-- Князя ждут, -- говорил он через несколько минут, сидя на наковальне, -- а мне что?.. Мне наплевать! Им он князь, а мне тьфу! Плюнуть да ногой растереть... Ты не видал князя-то?.. Гм! Такой-то чортушка: все сам, до всего сам доходит... А горяч -- страсть: так к рылу с кулаками и лезет, ударить норовит.. Да нет, брат, шалишь, меня не ударишь... Ш-а-а-а-лишь! Вот погоди ужо, как приедет, всех к парадному выгонит навстречу... И нас, рабочих. Сам, гляди, встречать уедет. Выходит, брат, ноне вроде как бы праздник... Ну ее к чорту, работу-то: не медведь, в лес не уйдет...
Он выпил, откусил хлеба, пожевал, выплюнул, морщась; посидел молча и хмуро, о чем-то думая, и вдруг спросил:
-- Издохнет, а?..
-- Кто?..
-- Кто, кто? -- рассердившись, передразнил он меня. -- Кого вечером-то трахнули? Забыл? Волчок, -- вот кто!
-- А что? -- перепросил я.
-- Да ничего, так я... Ты думаешь, пожалуй, мне его жалко, а? Чего глядищь-то?.. Думаешь, я не знаю, что ты думаешь?..
-- Издохнет, -- сказал я, -- кровью изойдет...
-- Вре-е-е-шь!? Ах ты! Что станешь делать... Да, горяч я, братец ты мой, страсть... сам с собой совладать не могу... Чего уж, -- продолжал он, торопливо свертывая курить, -- мальчонку своего зашиб, сынишку... навек теперь не человек... Опосля-то и жалко... близок локоть, да не укусишь...
-- Как же это ты? -- спросил я.
-- Да так... Пришел однова домой, выпимши чуток, да с собой принес половиночку. А дома у меня ребятишки, -- двое... Ну, они это сичас ко мне: "тятенька пришел, тятенька!... пьяненький, румяненький"... Чудаки, пра, ей-богу!.. Скачут около меня, -- рады, глупые. Поставил я половиночку на стол, сам думаю: "эх, чеколдыкну перед обедом!.." Хвать, мальчишка, помене который, Степкой звать, как-то нечаянно, аль так как задел эту самую мою половинку. Брык она со стола, да об пол! Готово, только черепки зазвенели... Ну, что ж ты думаешь, братец ты мой! -- воскликнул он, тяжело переводя дух. -- Свету я не взвидел... Подвернись, кажись, о ту пору молоток, так бы и раздробил!.. Затрясся весь, бац его со всего размаху по уху!.. Так и отнесло его, ровно ветром. Жена завыла: "Убил, убил!.." А по мне, понимаешь, так все ходуном и ходит, трясется... Скажи кто слово -- убью!.. Не поверишь, заплакал!..

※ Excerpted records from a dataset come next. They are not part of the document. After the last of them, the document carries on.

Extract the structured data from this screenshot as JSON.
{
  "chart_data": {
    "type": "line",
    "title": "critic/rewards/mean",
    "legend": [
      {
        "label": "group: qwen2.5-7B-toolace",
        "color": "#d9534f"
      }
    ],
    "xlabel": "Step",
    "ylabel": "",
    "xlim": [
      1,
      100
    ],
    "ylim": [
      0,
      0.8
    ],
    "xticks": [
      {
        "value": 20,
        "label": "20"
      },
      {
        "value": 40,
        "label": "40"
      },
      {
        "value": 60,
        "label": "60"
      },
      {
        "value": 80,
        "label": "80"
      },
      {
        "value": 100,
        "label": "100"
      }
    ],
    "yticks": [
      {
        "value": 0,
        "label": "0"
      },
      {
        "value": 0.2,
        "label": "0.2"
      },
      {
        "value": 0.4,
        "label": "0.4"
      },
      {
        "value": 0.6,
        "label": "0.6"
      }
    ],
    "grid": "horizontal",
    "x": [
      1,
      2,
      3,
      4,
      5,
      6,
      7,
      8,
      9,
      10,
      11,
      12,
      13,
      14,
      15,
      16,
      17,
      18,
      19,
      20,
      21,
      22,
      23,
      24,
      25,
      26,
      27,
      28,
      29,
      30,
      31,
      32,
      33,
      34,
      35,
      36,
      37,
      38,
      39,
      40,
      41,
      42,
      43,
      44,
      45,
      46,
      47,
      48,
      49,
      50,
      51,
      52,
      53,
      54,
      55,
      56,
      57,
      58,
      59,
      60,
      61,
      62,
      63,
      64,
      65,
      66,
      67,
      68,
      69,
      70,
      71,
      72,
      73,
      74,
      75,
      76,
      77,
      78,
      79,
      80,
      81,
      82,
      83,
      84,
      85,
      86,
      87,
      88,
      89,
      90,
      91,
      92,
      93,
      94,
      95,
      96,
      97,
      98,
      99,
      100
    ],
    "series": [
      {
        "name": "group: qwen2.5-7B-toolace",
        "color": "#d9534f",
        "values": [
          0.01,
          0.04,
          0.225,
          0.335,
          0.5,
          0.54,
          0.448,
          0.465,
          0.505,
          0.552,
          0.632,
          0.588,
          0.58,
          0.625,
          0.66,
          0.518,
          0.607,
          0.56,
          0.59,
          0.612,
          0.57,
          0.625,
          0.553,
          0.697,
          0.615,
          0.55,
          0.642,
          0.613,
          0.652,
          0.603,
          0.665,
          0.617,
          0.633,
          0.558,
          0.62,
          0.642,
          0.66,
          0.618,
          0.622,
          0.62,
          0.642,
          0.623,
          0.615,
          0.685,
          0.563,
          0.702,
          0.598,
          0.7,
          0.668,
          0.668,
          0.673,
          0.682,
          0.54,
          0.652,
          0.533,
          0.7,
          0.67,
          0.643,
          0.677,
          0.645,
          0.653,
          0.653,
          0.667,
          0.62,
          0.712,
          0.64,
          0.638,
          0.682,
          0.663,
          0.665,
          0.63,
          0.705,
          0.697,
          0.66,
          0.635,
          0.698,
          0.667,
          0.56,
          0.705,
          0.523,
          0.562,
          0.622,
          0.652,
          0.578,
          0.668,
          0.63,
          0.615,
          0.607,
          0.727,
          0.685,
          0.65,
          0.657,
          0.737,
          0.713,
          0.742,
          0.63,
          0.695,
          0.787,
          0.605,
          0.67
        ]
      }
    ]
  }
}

Он замолчал и уставился глазами в одну точку в угол, думая что-то... Я тоже молча глядел на него и потом спросил:
-- Ну, что ж мальчишка-то?..
Он махнул рукой и крикнул:
-- Урод стал, дураком на всю жизнь сделал... Оглох... Припадки с ним: забьется, забьется этак, изо рту пена, кричит благушей... А тот, другой, постарше-то который, Ванькой звать, тот боится меня, словно тигры... Так весь и задрожит, как береста, коли я приду, побелеет... Не любит меня... Вырастет, будет меня, сукин сын, клочить... Да, правда, -- добавил он, кривя рот, -- так и надо: почитать-то нас тоже не за что... Вот разве что не дожить мне, где уж... Эх-ма!..
-- Где же они у тебя теперь? -- спросил я.
-- В городе, на фатере... Я ведь не хрестьянин, мещанин я... В городе живут...
-- Подаешь им?..
Он усмехнулся.
-- Подаю?.. Эх, друг, как тебя... Павлыч, кажись?.. Не видишь, нешто, кому подаю... Вот кому! -- он взял и потряс бутылку...
-- Так кто же их кормит-то?.. Жена, что ли?
-- Не знаю... она, чай... Я давно, признаться, не был... Поди, извелась вся... Ох, хо, хо!.. да... Чеколдыкнуть?.. Как она там, господь-батюшка знает... Известно, чай, бьются...
-- Да ты там-то бы работал в городе, -- сказал я, -- там ведь кузниц много...
-- Было дело. Ужли я дурней тебя, не знаю... Стало быть, так надо... Толкуешь!.. Не знаешь ты, брат... ничего... Да нешто меня там возьмет кто?..
-- А что?..
-- Да то... Хорош очень мальчик, вот что... Ты еще, брат, меня не знаешь... Ты не гляди, что я с тобой по душам говорю... Може, я тебе скоро в рыло шаркну... Это у меня, брат, не долго. Со мной тоже умеючи надо говорить-то, н-да! Не люблю я, коли насупротив. На сердце не наводи меня, а то в рыло!..
-- Дули тебя, небось, за это? -- спросил я.
-- Было... Раз купцы на площади били. Да так били: душу только оставили...
-- За что?
-- За дело: руки длинны...
-- Воровал?
-- А тебе что?.. Ну, воровал, наплевать! Пропьешься, брат, до креста, да взять негде, -- украдешь. Кто как, а я украду... Мне, чтобы не опохмелиться, невозможно... У меня, брат, в жилах не кровь, а водка, пропитался я весь ею насквозь... Родитель-покойник пил, говорят, мертвой чашей... Мать-потаскушка, -- не в осуждение будь сказано, -- пила тоже. На вине меня и зародили, как блины на дрожжах... Н-да... Как не пить?.. Плачешь, а пьешь!.. Ты говоришь, воровал ли? Эх, было!.. Со мной, братец ты мой, раз кака оказия случилась... Вот я тебе расскажу...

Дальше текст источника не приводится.